In developing Agile 3+, Boursier and colleagues hoped to use common non-invasive tests in combination to limit the area of uncertainty in diagnosing or excluding the diagnosis of advanced fibrosis.

This retrospective study included seven cohorts of adults with suspected NAFLD who underwent biopsy, liver stiffness measurement with Fibroscan (Echosens) elastography and blood sampling in routine clinical practice or clinical trial.

Researchers randomly divided the cohorts into a training set (n = 1,434), on which they built the model, and an internal validation set (n = 700), on which they assessed the performance of the model. They conducted validation on both a U.S. cohort (n = 585) and a French cohort (n = 1,042). The implementation of 14 variables into a multivariate logistic regression model aimed to create cutoff values with high sensitivity to rule out NAFLD and high specificity to rule in NAFLD, eventually decreasing the number of indeterminate cases.

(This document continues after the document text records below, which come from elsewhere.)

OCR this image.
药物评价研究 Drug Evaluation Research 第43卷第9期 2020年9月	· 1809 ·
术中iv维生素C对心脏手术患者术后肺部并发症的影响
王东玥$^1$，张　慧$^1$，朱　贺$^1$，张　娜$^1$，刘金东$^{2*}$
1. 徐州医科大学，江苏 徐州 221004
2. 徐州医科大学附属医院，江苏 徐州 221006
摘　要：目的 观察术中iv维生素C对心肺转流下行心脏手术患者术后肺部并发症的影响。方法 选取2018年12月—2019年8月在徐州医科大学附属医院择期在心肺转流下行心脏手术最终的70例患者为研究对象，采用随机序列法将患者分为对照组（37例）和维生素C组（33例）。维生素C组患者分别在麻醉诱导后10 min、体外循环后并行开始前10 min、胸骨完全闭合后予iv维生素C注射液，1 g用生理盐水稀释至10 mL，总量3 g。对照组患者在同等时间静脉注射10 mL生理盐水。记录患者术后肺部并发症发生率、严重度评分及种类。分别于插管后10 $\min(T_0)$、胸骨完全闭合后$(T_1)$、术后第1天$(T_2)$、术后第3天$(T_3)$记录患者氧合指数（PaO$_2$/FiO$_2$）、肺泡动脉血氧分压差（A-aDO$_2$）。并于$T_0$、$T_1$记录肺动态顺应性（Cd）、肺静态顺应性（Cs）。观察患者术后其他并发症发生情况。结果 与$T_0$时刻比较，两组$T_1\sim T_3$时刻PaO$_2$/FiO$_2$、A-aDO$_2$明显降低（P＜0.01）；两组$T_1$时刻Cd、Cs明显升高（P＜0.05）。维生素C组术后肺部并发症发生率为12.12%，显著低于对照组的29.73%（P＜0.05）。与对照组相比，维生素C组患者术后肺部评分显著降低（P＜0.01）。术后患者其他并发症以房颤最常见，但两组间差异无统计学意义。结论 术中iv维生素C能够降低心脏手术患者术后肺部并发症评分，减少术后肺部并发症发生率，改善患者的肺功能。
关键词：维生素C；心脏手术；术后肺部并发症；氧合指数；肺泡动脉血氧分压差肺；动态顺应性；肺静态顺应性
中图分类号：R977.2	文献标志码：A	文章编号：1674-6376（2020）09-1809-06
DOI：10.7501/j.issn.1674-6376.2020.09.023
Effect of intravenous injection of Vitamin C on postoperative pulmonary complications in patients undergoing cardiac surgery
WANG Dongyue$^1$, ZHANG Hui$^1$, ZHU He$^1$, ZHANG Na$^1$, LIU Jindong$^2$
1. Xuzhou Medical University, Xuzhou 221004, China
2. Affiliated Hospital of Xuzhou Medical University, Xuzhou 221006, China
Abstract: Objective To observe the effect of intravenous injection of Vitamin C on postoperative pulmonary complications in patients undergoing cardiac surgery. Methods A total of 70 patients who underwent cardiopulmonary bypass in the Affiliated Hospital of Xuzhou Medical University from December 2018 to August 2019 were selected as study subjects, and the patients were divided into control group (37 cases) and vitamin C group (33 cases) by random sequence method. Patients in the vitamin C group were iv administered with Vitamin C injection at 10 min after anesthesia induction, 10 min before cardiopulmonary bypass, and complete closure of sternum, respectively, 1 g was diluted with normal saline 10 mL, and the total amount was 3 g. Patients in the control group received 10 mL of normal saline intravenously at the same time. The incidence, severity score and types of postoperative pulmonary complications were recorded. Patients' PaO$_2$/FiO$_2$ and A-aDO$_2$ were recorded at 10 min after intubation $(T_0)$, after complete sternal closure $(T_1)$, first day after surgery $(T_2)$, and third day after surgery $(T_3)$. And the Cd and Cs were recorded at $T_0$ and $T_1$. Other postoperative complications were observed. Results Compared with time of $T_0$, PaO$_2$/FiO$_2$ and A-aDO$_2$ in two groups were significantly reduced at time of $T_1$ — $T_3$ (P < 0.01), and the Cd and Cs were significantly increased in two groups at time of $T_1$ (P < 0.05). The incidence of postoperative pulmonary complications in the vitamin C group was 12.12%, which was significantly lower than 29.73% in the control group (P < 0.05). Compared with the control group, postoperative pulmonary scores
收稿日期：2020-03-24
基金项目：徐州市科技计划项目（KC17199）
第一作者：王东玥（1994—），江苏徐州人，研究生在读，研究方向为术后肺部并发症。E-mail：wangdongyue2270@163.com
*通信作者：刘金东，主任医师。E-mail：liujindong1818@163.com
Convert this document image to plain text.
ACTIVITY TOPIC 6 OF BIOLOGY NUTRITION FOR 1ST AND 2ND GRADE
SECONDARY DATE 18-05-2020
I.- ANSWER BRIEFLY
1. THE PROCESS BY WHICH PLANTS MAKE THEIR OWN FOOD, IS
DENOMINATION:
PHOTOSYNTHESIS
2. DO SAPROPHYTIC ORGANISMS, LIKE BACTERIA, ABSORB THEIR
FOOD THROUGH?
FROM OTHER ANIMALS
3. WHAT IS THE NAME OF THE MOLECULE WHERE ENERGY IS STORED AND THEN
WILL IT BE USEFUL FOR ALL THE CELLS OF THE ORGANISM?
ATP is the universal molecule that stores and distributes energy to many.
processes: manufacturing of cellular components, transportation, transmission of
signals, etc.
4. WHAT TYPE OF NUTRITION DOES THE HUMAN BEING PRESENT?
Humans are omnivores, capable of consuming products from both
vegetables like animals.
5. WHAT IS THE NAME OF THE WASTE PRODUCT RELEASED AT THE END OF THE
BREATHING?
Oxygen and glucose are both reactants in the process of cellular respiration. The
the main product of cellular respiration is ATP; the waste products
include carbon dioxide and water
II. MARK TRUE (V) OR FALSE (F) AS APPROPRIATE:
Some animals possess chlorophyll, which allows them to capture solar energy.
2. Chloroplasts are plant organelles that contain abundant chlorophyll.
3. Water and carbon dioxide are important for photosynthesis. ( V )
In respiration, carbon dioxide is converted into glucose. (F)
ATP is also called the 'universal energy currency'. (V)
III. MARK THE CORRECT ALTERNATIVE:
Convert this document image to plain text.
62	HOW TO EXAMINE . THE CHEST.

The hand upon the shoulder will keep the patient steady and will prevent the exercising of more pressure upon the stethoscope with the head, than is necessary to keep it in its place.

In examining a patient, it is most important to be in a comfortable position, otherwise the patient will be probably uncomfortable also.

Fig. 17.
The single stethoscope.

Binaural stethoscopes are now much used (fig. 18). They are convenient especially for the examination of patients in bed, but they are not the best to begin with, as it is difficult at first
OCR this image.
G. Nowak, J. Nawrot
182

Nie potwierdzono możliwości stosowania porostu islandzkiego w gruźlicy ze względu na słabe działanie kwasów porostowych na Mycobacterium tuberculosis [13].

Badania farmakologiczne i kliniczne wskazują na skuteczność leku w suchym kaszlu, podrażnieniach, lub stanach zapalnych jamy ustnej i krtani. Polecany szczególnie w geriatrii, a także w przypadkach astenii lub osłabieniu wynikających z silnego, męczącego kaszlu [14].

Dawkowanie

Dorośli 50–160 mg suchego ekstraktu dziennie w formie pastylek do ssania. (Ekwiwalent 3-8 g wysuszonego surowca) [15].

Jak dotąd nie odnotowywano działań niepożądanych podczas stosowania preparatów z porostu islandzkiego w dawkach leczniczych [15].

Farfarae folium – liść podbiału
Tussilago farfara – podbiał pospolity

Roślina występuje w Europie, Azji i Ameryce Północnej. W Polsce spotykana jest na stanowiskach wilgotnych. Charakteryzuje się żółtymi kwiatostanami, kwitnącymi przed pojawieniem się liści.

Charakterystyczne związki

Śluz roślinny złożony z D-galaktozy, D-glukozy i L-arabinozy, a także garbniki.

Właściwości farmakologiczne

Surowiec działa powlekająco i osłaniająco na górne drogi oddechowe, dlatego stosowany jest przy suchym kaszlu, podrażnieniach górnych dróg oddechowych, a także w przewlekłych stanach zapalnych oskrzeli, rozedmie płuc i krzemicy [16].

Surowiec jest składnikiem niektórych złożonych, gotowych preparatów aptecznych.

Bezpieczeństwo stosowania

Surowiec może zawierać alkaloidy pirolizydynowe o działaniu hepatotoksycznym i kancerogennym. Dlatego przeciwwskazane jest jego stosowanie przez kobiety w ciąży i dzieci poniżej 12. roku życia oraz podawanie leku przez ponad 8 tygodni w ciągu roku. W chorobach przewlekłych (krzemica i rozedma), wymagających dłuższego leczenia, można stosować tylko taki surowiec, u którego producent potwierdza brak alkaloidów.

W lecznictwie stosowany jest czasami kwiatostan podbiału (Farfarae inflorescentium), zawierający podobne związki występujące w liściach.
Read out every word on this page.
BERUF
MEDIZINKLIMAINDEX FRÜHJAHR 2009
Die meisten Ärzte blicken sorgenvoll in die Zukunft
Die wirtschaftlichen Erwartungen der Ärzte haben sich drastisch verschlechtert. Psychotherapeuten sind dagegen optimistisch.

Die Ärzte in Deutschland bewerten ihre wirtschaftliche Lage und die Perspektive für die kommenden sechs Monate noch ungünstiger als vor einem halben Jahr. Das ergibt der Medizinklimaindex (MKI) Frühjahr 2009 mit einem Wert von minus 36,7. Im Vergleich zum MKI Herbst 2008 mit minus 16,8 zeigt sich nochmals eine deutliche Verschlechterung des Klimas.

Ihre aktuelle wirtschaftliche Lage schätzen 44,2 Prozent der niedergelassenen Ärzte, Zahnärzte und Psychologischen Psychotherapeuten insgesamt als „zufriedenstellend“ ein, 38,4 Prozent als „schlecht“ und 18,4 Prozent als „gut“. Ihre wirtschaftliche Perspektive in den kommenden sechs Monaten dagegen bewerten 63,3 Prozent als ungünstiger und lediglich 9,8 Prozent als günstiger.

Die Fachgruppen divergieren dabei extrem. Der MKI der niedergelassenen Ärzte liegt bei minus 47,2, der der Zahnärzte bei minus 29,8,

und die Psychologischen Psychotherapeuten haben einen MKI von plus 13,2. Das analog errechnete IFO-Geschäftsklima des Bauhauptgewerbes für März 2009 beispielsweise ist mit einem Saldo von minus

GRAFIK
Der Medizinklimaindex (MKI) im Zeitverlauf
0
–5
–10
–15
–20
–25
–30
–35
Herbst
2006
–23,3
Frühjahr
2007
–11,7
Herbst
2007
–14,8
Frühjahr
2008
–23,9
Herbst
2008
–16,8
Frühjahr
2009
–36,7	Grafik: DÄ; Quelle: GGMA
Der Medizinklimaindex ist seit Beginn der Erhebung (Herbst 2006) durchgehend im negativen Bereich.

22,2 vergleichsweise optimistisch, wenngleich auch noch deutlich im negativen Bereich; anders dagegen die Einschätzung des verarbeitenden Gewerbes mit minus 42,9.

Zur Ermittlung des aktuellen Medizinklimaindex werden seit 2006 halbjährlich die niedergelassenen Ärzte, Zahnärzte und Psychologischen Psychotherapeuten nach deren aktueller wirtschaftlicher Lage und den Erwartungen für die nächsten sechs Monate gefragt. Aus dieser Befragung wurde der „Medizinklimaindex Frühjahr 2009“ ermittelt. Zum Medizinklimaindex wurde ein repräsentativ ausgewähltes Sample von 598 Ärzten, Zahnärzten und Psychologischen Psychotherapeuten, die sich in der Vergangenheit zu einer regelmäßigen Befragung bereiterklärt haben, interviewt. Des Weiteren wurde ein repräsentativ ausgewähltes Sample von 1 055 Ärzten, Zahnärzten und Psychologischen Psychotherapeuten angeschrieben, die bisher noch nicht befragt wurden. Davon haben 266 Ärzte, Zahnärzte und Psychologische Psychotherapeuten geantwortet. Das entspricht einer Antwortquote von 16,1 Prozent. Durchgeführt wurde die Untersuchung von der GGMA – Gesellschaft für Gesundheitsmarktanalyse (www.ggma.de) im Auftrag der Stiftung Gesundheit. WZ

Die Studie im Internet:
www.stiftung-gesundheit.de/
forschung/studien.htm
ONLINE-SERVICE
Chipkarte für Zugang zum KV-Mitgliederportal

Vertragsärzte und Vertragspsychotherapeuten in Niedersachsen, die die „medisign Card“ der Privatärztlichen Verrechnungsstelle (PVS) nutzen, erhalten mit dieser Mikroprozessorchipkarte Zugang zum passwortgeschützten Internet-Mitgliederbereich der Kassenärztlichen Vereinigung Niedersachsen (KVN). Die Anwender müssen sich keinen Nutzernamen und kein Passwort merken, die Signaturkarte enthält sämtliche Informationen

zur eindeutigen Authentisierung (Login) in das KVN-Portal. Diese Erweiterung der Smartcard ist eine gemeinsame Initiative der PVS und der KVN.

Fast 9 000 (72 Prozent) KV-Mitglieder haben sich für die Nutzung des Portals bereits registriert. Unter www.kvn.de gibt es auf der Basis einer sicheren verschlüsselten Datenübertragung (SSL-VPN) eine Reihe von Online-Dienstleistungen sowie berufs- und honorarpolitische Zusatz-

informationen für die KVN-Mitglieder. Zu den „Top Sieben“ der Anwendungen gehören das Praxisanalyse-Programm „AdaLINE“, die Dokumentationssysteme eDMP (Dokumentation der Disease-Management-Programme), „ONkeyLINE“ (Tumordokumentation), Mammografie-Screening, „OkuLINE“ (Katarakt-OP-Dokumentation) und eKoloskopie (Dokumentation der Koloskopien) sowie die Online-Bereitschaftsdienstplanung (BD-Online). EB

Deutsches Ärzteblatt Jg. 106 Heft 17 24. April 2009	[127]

By using the data together, the combination elastography with platelets, sex, age and diabetes bloodwork outperformed elastography or FIB-4 alone. The area under the curve stepped up from 0.82 (95% CI, 0.8-0.84) for FIB-4 to 0.86 (95% CI, 0.84-0.88) for liver stiffness measurement to 0.9 (95% CI, 0.88-0.91) for Agile 3+, making it significantly more accurate (both P < .0001). With high rule-out cutoff and high rule-in cutoff, the number of indeterminate cases is just 13% with Agile 3+ vs. 30% with FIB-4 and 23% with liver stiffness measurement.

“Agile 3+, because it is more accurate for the diagnosis of advanced fibrosis, has significantly reduced the grey zone to less than 20%, which is much less than Fibroscan,” Boursier said. “It helps to organize the flux of patients between primary care and tertiary care. You have less patients without advanced liver fibrosis who are referred to the specialty ... and you increase the detection of patients with advanced liver fibrosis.”

Agile 3+ continued to outperform the other tests in the validation cohorts, with the indeterminate cases coming in at 17% and 18%.

“This innovative combination of blood markers with Fibroscan into a single super test improves the diagnostic accuracy and reduces the requirement for biopsy because the grey zone is much smaller, which is very interesting for clinical practice and identification of those patient in need for specialized management among the large population of NAFLD patients,” Boursier said.